Characterising the local immune responses in cervical intraepithelial neoplasia: a cross-sectional and longitudinal analysis
Article first published online: 13 NOV 2008
© 2008 The Authors Journal compilation © RCOG 2008 BJOG An International Journal of Obstetrics and Gynaecology
BJOG: An International Journal of Obstetrics & Gynaecology
Volume 115, Issue 13, pages 1616–1622, December 2008
How to Cite
Woo, Y., Sterling, J., Damay, I., Coleman, N., Crawford, R., Van Der Burg, S. and Stanley, M. (2008), Characterising the local immune responses in cervical intraepithelial neoplasia: a cross-sectional and longitudinal analysis. BJOG: An International Journal of Obstetrics & Gynaecology, 115: 1616–1622. doi: 10.1111/j.1471-0528.2008.01936.x
- Issue published online: 13 NOV 2008
- Article first published online: 13 NOV 2008
- Accepted 3 August 2008.
- Human papillomavirus;
- local immune cell response
Introduction Immunological competence influences the progression of cervical intraepithelial neoplasia (CIN) to invasive cancer. Information on the local immunological changes during the natural course of CIN is central for the development of new therapies.

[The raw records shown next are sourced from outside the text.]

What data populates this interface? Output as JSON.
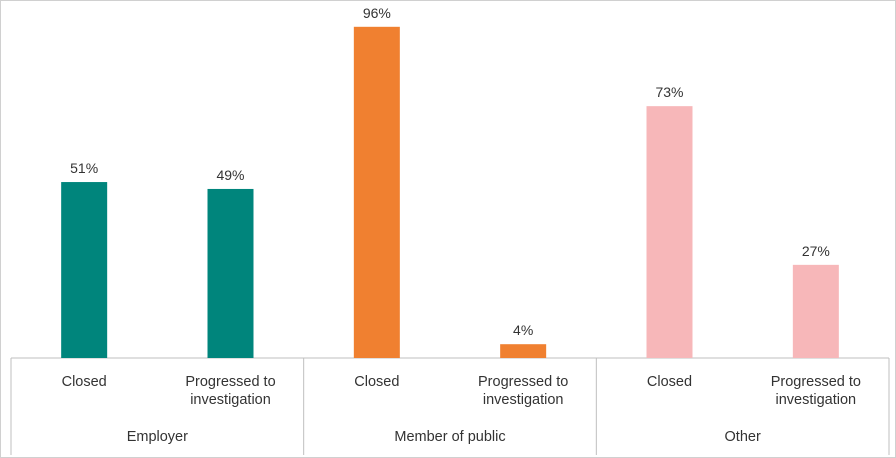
{
  "chart_data": {
    "type": "bar",
    "title": "",
    "xlabel": "",
    "ylabel": "",
    "ylim": [
      0,
      100
    ],
    "grid": false,
    "legend": "none",
    "value_suffix": "%",
    "groups": [
      {
        "name": "Employer",
        "color": "#00857C",
        "categories": [
          "Closed",
          "Progressed to investigation"
        ],
        "values": [
          51,
          49
        ]
      },
      {
        "name": "Member of public",
        "color": "#F08030",
        "categories": [
          "Closed",
          "Progressed to investigation"
        ],
        "values": [
          96,
          4
        ]
      },
      {
        "name": "Other",
        "color": "#F7B7B9",
        "categories": [
          "Closed",
          "Progressed to investigation"
        ],
        "values": [
          73,
          27
        ]
      }
    ]
  }
}
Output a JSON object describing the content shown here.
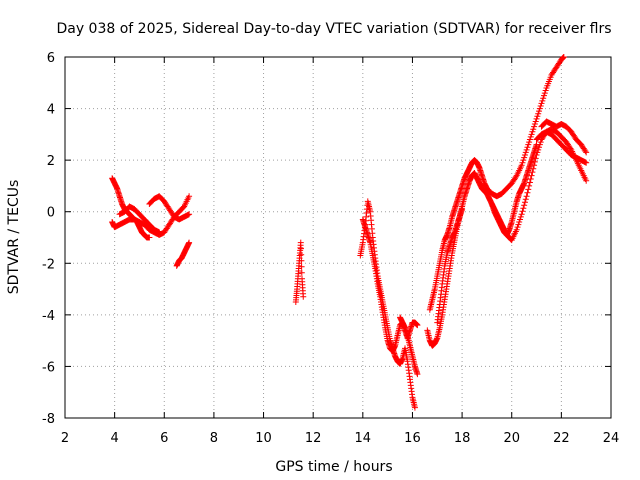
{
  "chart_data": {
    "type": "scatter",
    "title": "Day 038 of 2025, Sidereal Day-to-day VTEC variation (SDTVAR) for receiver flrs",
    "xlabel": "GPS time / hours",
    "ylabel": "SDTVAR / TECUs",
    "xlim": [
      2,
      24
    ],
    "ylim": [
      -8,
      6
    ],
    "xticks": [
      2,
      4,
      6,
      8,
      10,
      12,
      14,
      16,
      18,
      20,
      22,
      24
    ],
    "yticks": [
      -8,
      -6,
      -4,
      -2,
      0,
      2,
      4,
      6
    ],
    "xtick_labels": [
      "2",
      "4",
      "6",
      "8",
      "10",
      "12",
      "14",
      "16",
      "18",
      "20",
      "22",
      "24"
    ],
    "ytick_labels": [
      "-8",
      "-6",
      "-4",
      "-2",
      "0",
      "2",
      "4",
      "6"
    ],
    "grid": true,
    "marker": "+",
    "color": "#ff0000",
    "series": [
      {
        "x": [
          3.9,
          4.0,
          4.1,
          4.2,
          4.3,
          4.4,
          4.5,
          4.6,
          4.7,
          4.8,
          4.9,
          5.0,
          5.1,
          5.2,
          5.3,
          5.4
        ],
        "y": [
          1.3,
          1.1,
          0.9,
          0.6,
          0.3,
          0.1,
          0.0,
          -0.1,
          -0.2,
          -0.3,
          -0.4,
          -0.6,
          -0.8,
          -0.9,
          -1.0,
          -1.0
        ]
      },
      {
        "x": [
          3.9,
          4.0,
          4.2,
          4.4,
          4.6,
          4.8,
          5.0,
          5.2,
          5.4,
          5.6,
          5.8,
          6.0,
          6.2,
          6.4,
          6.6,
          6.8,
          7.0
        ],
        "y": [
          -0.4,
          -0.6,
          -0.5,
          -0.4,
          -0.3,
          -0.3,
          -0.4,
          -0.5,
          -0.7,
          -0.8,
          -0.9,
          -0.8,
          -0.5,
          -0.2,
          0.0,
          0.2,
          0.6
        ]
      },
      {
        "x": [
          5.4,
          5.6,
          5.8,
          6.0,
          6.2,
          6.4,
          6.6,
          6.8,
          7.0
        ],
        "y": [
          0.3,
          0.5,
          0.6,
          0.4,
          0.1,
          -0.2,
          -0.3,
          -0.2,
          -0.1
        ]
      },
      {
        "x": [
          4.2,
          4.4,
          4.6,
          4.8,
          5.0,
          5.2,
          5.4,
          5.6,
          5.8
        ],
        "y": [
          -0.1,
          0.0,
          0.2,
          0.1,
          -0.1,
          -0.3,
          -0.5,
          -0.7,
          -0.8
        ]
      },
      {
        "x": [
          6.5,
          6.6,
          6.7,
          6.8,
          6.9,
          7.0
        ],
        "y": [
          -2.1,
          -1.9,
          -1.8,
          -1.6,
          -1.4,
          -1.2
        ]
      },
      {
        "x": [
          11.3,
          11.35,
          11.4,
          11.45,
          11.5,
          11.55,
          11.6
        ],
        "y": [
          -3.5,
          -3.0,
          -2.4,
          -1.8,
          -1.2,
          -2.6,
          -3.3
        ]
      },
      {
        "x": [
          13.9,
          14.0,
          14.1,
          14.2,
          14.3,
          14.4,
          14.5,
          14.6,
          14.7,
          14.8,
          14.9,
          15.0,
          15.1,
          15.2,
          15.3,
          15.4,
          15.5,
          15.6,
          15.7,
          15.8,
          15.9,
          16.0,
          16.1
        ],
        "y": [
          -1.7,
          -1.2,
          -0.5,
          0.4,
          0.0,
          -1.0,
          -1.8,
          -2.5,
          -3.0,
          -3.5,
          -4.0,
          -4.5,
          -5.0,
          -5.3,
          -5.6,
          -5.8,
          -5.9,
          -5.7,
          -5.3,
          -5.8,
          -6.5,
          -7.2,
          -7.6
        ]
      },
      {
        "x": [
          14.0,
          14.1,
          14.2,
          14.3,
          14.4,
          14.5,
          14.6,
          14.7,
          14.8,
          14.9,
          15.0,
          15.1,
          15.2,
          15.3,
          15.4,
          15.5,
          15.6,
          15.7,
          15.8,
          15.9,
          16.0,
          16.1,
          16.2
        ],
        "y": [
          -0.3,
          -0.6,
          -0.9,
          -1.2,
          -1.7,
          -2.2,
          -2.8,
          -3.3,
          -3.9,
          -4.5,
          -5.0,
          -5.3,
          -5.4,
          -5.2,
          -4.8,
          -4.4,
          -4.3,
          -4.5,
          -4.8,
          -5.2,
          -5.6,
          -6.0,
          -6.3
        ]
      },
      {
        "x": [
          15.5,
          15.6,
          15.7,
          15.8,
          15.9,
          16.0,
          16.1,
          16.2
        ],
        "y": [
          -4.1,
          -4.3,
          -4.6,
          -4.9,
          -4.6,
          -4.3,
          -4.3,
          -4.4
        ]
      },
      {
        "x": [
          16.7,
          16.8,
          16.9,
          17.0,
          17.1,
          17.2,
          17.3,
          17.4,
          17.5,
          17.6,
          17.7,
          17.8,
          17.9,
          18.0,
          18.1,
          18.2,
          18.3,
          18.4,
          18.5,
          18.6,
          18.7,
          18.8,
          18.9,
          19.0,
          19.2,
          19.4,
          19.6,
          19.8,
          20.0,
          20.2,
          20.4,
          20.6,
          20.8,
          21.0,
          21.2,
          21.4,
          21.6,
          21.8,
          22.0,
          22.1
        ],
        "y": [
          -3.8,
          -3.4,
          -3.0,
          -2.5,
          -2.0,
          -1.5,
          -1.1,
          -0.9,
          -0.6,
          -0.2,
          0.1,
          0.4,
          0.7,
          1.0,
          1.3,
          1.5,
          1.7,
          1.9,
          2.0,
          1.9,
          1.7,
          1.4,
          1.1,
          0.9,
          0.7,
          0.6,
          0.7,
          0.9,
          1.1,
          1.4,
          1.8,
          2.4,
          3.0,
          3.6,
          4.2,
          4.8,
          5.3,
          5.6,
          5.9,
          6.0
        ]
      },
      {
        "x": [
          16.6,
          16.7,
          16.8,
          16.9,
          17.0,
          17.1,
          17.2,
          17.3,
          17.4,
          17.5,
          17.6,
          17.7,
          17.8,
          17.9,
          18.0,
          18.1,
          18.2,
          18.3,
          18.4,
          18.5,
          18.6,
          18.7,
          18.8,
          18.9,
          19.0,
          19.1,
          19.2,
          19.3,
          19.4,
          19.5,
          19.6,
          19.7,
          19.8,
          19.9,
          20.0,
          20.2,
          20.4,
          20.6,
          20.8,
          21.0,
          21.2,
          21.4,
          21.6,
          21.8,
          22.0,
          22.2,
          22.4,
          22.6,
          22.8,
          23.0
        ],
        "y": [
          -4.6,
          -5.0,
          -5.2,
          -5.1,
          -4.9,
          -4.5,
          -4.0,
          -3.4,
          -2.8,
          -2.2,
          -1.6,
          -1.1,
          -0.6,
          -0.2,
          0.2,
          0.6,
          0.9,
          1.2,
          1.4,
          1.5,
          1.3,
          1.1,
          0.9,
          0.8,
          0.7,
          0.5,
          0.3,
          0.1,
          -0.1,
          -0.3,
          -0.5,
          -0.7,
          -0.9,
          -1.0,
          -1.1,
          -0.7,
          -0.1,
          0.6,
          1.4,
          2.2,
          2.8,
          3.1,
          3.2,
          3.1,
          2.9,
          2.7,
          2.4,
          2.0,
          1.6,
          1.2
        ]
      },
      {
        "x": [
          17.0,
          17.1,
          17.2,
          17.3,
          17.4,
          17.5,
          17.6,
          17.7,
          17.8,
          17.9,
          18.0
        ],
        "y": [
          -4.3,
          -3.6,
          -2.8,
          -2.1,
          -1.6,
          -1.3,
          -1.0,
          -0.8,
          -0.5,
          -0.2,
          0.1
        ]
      },
      {
        "x": [
          19.2,
          19.3,
          19.4,
          19.5,
          19.6,
          19.7,
          19.8,
          19.9,
          20.0,
          20.1,
          20.2,
          20.3,
          20.4,
          20.5,
          20.6,
          20.7,
          20.8,
          20.9,
          21.0
        ],
        "y": [
          0.3,
          0.0,
          -0.2,
          -0.4,
          -0.6,
          -0.8,
          -0.9,
          -0.7,
          -0.4,
          0.0,
          0.4,
          0.7,
          0.9,
          1.1,
          1.4,
          1.7,
          2.0,
          2.3,
          2.6
        ]
      },
      {
        "x": [
          21.2,
          21.4,
          21.6,
          21.8,
          22.0,
          22.2,
          22.4,
          22.6,
          22.8,
          23.0
        ],
        "y": [
          3.3,
          3.5,
          3.4,
          3.3,
          3.4,
          3.3,
          3.1,
          2.8,
          2.6,
          2.3
        ]
      },
      {
        "x": [
          21.0,
          21.2,
          21.4,
          21.6,
          21.8,
          22.0,
          22.2,
          22.4,
          22.6,
          22.8,
          23.0
        ],
        "y": [
          2.8,
          3.0,
          3.1,
          3.0,
          2.8,
          2.6,
          2.4,
          2.2,
          2.1,
          2.0,
          1.9
        ]
      }
    ]
  }
}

Objective This study defines the populations of tissue-infiltrating immune cells in a cross-sectional cohort of different grades of CIN and also in a longitudinal cohort of regressing, persistent and progressing low-grade (LG)-CIN.
Design A cohort of 125 women with LG cytological atypia was recruited, of which 64/125 (51%) women with LG-CIN were followed prospectively for 1 year. Paraffin-embedded entry and exit cervical biopsies were used for immunohistochemistry analysis (CD4, CD8, CD56, FOXP3, CD1a and granzyme B).
Results At recruitment, 74/125 (59%), 39/125 (31%) and 12/125 (10%) women referred with LG smears had histologically proven LG-CIN, high-grade (HG) and normal biopsies, respectively. Seventeen of 64 (24.6%) women with LG-CIN progressed to HG-CIN within 1 year. In both LG-CIN and HG-CIN, the predominant intraepithelial cell population were cytotoxic T cells, while CD4+ and FOXP3+ T cells predominated the stromal compartment. Women with LG-CIN who later on regressed displayed a significantly higher number of cytotoxic (granzyme B+) cells in their entry samples. In addition, the ratio between CD8+ cells and granzyme B+ cells was close to 1, suggesting that all infiltrating CD8+ T cells were highly active. In contrast, this ratio was three-fold lower in women, in whom the lesions persisted or progressed.
Conclusions This study suggests that the early infiltration of lesions by highly cytotoxic effector cells protects against progression.